Now and again, a new synthetic route emerges, promising better yields or simpler purification, and we put our best process chemists on it. Sometimes the existing batch process outperforms the latest paper. It’s one thing to read about a reaction’s benefit in a journal, another entirely to run it 50 times a year and monitor the spectrum of trace byproducts. Our process development team builds in scalability from the start, not just at the lab bench. The real advantage for us comes in listening to users, tracking performance, and refusing to backslide on quality for speed or convenience.
Will new fluorinated or brominated pyridines nudge into this compound’s territory? The trend in both pharmaceuticals and crop protection keeps pointing to more sophisticated ring systems, denser functionalization, and greater selectivity requirements. Yet feedback from the field, from both bench and scale-up chemists, says that this particular substitution pattern offers needed balance—multiple reactive handles, predictable behavior, and straightforward late-stage modifications.
We keep exploring tweaks for lower-energy processing, smaller solvent footprints, and smarter waste management. Each improvement means less downtime, cleaner product, and smoother transfer to the next stage of synthesis, wherever in the world our partners happen to be. Our plant teams see firsthand how those changes impact daily operations. Investing in new technologies often comes straight from staff suggestions and direct customer conversations. That practical link between producer and user keeps us adjusting, even as regulations tighten and new competitors emerge.

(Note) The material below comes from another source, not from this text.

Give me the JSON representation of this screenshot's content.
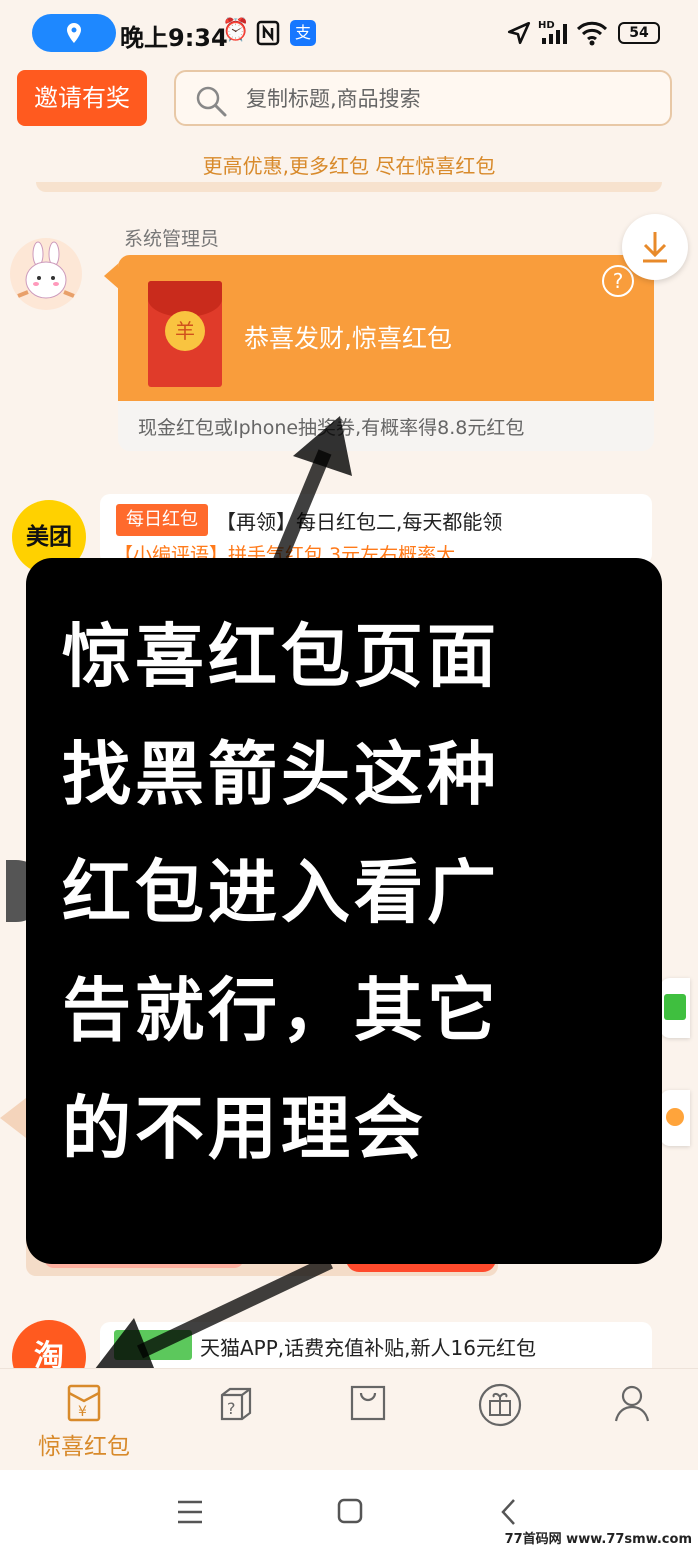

After years in chemical manufacturing, it’s easy to spot synthetic intermediates that offer both reliability and creative flexibility. 3-Fluoro-2-Bromo-4-(trifluoromethyl)pyridine has built its reputation not from advertising, but from a track record of success across dozens of development projects. It fits into the toolkit of anyone looking to build complexity in a controlled, predictable way. Working every day with this compound gives our teams reminders that chemistry thrives on the details—the sharp edges of selectivity, subtle effects on reactivity, and the meaningful difference that comes from paying attention to every reaction flask and every returned sample.